Tabitha Atkinson Meek Campbell (1822-1889)   6.1803

Tabitha Meek was born in Laurens County, the daughter of Dr. John Meek and Sarah Spraggins Meek. Her father was a doctor, minister, and landowner. Sarah passed away in 1825, when Tabitha was only 3 years old. Two of her siblings, Thomas and Nancy, died that same year.

After marrying Dr. Robert Erskine Campbell in 1839, they lived in the town of Cross Hill and he practiced medicine throughout Newberry County. A year after they married, her father moved to Union County, Arkansas and is credited with founding many of the early Baptist churches in southern Arkansas and northern Louisiana. In a letter dated 1842, Dr. Meek expressed how much he missed his son-in-law Robert and his “dear Tabitha” and he longed to “embrace her sweet babies.”
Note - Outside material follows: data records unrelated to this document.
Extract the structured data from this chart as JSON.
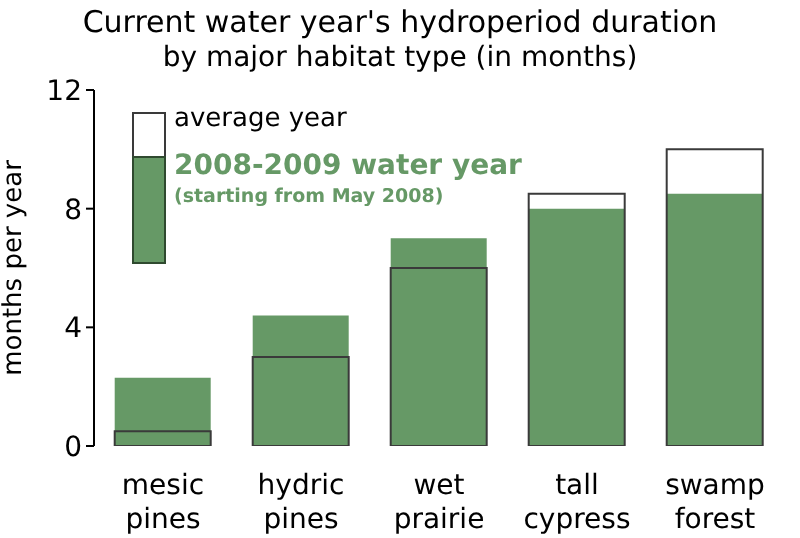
{
  "chart_data": {
    "type": "bar",
    "title": "Current water year's hydroperiod duration",
    "subtitle": "by major habitat type (in months)",
    "ylabel": "months per year",
    "categories": [
      "mesic pines",
      "hydric pines",
      "wet prairie",
      "tall cypress",
      "swamp forest"
    ],
    "series": [
      {
        "name": "2008-2009 water year",
        "color": "#669966",
        "values": [
          2.3,
          4.4,
          7.0,
          8.0,
          8.5
        ]
      },
      {
        "name": "average year",
        "color": "#3a3a3a",
        "values": [
          0.5,
          3.0,
          6.0,
          8.5,
          10.0
        ]
      }
    ],
    "ylim": [
      0,
      12
    ],
    "yticks": [
      0,
      4,
      8,
      12
    ],
    "legend": "top left",
    "annotations": [
      "(starting from May 2008)"
    ]
  }
}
The couple had nine children between 1840 and 1866: Sarah, Tabitha, Nancy, Martha, Virginia, Robert, Thomas, Anna, and Florence. Dr. Campbell died in 1875 and probate records included a long list of people, presumably patients, who owed him money. This is likely a reflection of the life of a doctor in the rural South.

Tabitha was especially fond of her son-in-law Joseph Jeptha Norton and she mailed him packages during his service in the Civil War. In her will, she bequeathed to her daughter Anna the “first choice of my bedsteads and furniture, bureaus, washstands and wardrobes, also my sewing machine.” She left her piano to her youngest daughter Florence.